Districts are divided into City, Generator, Mining, and Agriculture, and they govern population size, energy credits, minerals, and food production respectively.

Instead of working tiles directly, your pops now have jobs that are created not only by the districts themselves but by the buildings that you can build with every 5-pop increase in overall population.

This allows for a much more adaptive form of planet-building, which is also massively more flexible and leads to a lot more interesting decisions. For example, you can selectively develop a planet to produce a specific resource.

Also in the free patch is the addition of the Unity system, previously locked behind the Utopia DLC. Unity becomes far more important not just to the Ascension Perk system (which is otherwise unchanged and still plays exactly the way it does when Paradox lifted it from Civilization 5) but to the empire’s overall ability to govern itself.

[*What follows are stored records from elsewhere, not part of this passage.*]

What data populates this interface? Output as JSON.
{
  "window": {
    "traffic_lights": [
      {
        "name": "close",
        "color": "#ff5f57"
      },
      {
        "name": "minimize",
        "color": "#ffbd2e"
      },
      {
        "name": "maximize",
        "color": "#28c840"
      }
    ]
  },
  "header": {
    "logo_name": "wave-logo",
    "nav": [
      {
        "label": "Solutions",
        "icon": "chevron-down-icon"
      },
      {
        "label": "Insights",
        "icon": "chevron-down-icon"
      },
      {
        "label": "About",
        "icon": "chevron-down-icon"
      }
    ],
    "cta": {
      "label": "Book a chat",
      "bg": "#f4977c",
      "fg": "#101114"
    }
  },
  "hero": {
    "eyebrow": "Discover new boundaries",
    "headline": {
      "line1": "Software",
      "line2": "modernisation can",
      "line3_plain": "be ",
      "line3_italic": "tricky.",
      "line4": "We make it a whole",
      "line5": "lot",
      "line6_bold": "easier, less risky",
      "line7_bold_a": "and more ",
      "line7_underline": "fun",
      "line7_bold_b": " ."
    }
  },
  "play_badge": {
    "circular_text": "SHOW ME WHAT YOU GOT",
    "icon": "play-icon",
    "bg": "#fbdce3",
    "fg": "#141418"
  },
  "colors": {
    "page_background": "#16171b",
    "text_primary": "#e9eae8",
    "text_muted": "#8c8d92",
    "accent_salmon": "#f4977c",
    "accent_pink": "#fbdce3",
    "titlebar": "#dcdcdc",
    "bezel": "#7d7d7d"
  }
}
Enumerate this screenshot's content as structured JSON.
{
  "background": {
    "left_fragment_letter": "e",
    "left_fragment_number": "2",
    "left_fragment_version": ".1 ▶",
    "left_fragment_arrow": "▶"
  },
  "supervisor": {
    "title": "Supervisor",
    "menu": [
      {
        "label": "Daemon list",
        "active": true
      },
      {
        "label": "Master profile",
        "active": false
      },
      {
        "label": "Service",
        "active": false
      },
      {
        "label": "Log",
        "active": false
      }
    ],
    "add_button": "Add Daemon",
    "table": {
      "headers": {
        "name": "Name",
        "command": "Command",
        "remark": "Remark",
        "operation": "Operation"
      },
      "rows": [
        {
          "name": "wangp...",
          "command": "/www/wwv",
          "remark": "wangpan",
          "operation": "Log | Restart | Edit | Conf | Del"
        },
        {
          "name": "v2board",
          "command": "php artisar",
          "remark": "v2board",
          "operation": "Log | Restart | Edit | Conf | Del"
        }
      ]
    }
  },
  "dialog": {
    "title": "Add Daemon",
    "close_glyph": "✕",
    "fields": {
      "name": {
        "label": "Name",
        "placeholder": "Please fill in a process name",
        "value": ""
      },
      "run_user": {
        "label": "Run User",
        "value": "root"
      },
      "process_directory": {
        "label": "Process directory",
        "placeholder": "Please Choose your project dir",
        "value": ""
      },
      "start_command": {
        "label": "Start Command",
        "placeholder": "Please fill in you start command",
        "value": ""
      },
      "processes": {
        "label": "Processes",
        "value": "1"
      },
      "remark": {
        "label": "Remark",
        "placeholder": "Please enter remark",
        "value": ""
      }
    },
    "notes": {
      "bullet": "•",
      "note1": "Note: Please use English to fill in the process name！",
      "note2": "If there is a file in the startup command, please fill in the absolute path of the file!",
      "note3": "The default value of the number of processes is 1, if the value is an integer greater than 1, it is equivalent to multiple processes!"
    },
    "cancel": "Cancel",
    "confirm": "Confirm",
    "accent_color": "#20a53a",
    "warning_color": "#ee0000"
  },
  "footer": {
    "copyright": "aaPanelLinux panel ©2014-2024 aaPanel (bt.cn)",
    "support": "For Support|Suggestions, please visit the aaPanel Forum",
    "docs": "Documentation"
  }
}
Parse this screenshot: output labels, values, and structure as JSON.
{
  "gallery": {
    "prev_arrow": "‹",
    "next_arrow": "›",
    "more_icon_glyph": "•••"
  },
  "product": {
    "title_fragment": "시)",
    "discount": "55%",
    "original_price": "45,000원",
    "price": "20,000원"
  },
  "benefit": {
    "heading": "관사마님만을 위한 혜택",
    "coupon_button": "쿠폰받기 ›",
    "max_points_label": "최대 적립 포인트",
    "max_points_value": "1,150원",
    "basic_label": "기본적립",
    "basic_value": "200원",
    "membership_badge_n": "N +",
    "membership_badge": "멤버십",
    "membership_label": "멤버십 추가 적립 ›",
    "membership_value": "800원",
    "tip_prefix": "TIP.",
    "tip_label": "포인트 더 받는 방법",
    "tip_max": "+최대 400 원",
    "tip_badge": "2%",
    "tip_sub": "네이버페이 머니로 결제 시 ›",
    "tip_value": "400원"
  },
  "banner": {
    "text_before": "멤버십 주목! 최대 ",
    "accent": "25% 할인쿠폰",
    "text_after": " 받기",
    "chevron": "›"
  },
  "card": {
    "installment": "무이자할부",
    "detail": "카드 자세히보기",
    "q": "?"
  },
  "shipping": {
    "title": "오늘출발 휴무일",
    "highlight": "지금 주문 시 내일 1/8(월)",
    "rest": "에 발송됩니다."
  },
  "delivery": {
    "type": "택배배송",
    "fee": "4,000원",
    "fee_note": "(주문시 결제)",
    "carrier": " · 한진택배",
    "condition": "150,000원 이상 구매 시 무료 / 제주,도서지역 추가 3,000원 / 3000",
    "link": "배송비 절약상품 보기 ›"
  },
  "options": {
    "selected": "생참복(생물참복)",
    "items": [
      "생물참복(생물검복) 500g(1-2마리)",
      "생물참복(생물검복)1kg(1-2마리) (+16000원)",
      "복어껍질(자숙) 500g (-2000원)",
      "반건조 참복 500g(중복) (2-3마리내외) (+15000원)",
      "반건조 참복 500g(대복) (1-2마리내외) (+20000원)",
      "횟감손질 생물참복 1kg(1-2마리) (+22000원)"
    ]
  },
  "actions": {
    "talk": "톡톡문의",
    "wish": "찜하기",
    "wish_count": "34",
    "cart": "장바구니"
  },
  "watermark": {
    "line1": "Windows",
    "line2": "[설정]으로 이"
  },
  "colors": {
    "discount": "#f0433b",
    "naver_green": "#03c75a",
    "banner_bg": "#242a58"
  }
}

And finally, the free patch brings Trade Value, a new resource that’s gathered by upgraded space stations and produced on planets. This can be used via different policies to generate different types of resources. Most players, however, will find that trade value provides first and foremost the energy credits required to power mining stations and acquire resources on the Galactic Market.

Now, all of the above sounds like a meaty, worth-20-bucks expansion, right?

Well… not exactly. For one thing, all of the really big improvements to gameplay are available right there with the free patch.

There are two big takeaways here.

One, the new Planetary system with its jobs and its revamped ways to manage your pops, is right there in the free patch; you don’t need to spend 20 bucks to get it.

And two, thanks to Unity/Ascension perks being brought out from behind the paywall that previously required you to own Utopia, that’s another big thing you get for free that you don’t even have to pay 20 bucks for (but you should still buy Utopia because it’s a wonderful endgame DLC for “tall” playstyles.)

The actual Megacorp stuff? It is strictly depends-on-your-playstyle and might be too niche for all but the most determined role player.

In a game like Stellaris, which has been out for over two years now, there are a lot of well-developed and tremendously fun strategies to play around with, and even though Megacorp empires and the features in Utopia go together like hands and gloves, the same is simply not true of Apocalypse.

And since so much of what MegaCorp has to offer on the paid side of the equation doesn’t really bear fruit until the late-game, you’ll play it for hours on end and never feel like you’re playing anything but the same old Stellaris you know and love.

Pros

  • The new Corporate Authority and its associated ways to expand your empire can be great fun for a less militaristic player
  • Synergizes amazingly well with the Utopia DLC
  • The free patch alongside the DLC is a great reason to start playing Stellaris again if you’ve put it down for a while

Cons

  • There’s not $20 worth of paid content here; most of it, you’ll never even see unless you invest a ton of time into it
  • All the best new features are in the free patch; you don’t have to buy the DLC to enjoy most of the changes
  • New features are useless for militarist/conqueror playstyles.

This is a great time to get back into the game. It’s going to feel fresh in a way that games this well-established rarely do so far out from release.

But there is simply not enough meat on the bones of this expansion to merit paying 20 bucks for it. The game’s mechanical changes in the DLC are way too niche to be practical, and that’s going to severely limit the value you get out of it past the first couple of experiments and full playthrough.

Everything here is well-made and lovingly crafted like it always is. The objection is that it’s just not broad enough for lasting appeal.

7
Stellaris: MegaCorp DLC Review: Free Enterprising Ferengi
Stellaris' latest Ferengi expansion is well-made and lovingly crafted, but there's not enough lasting appeal.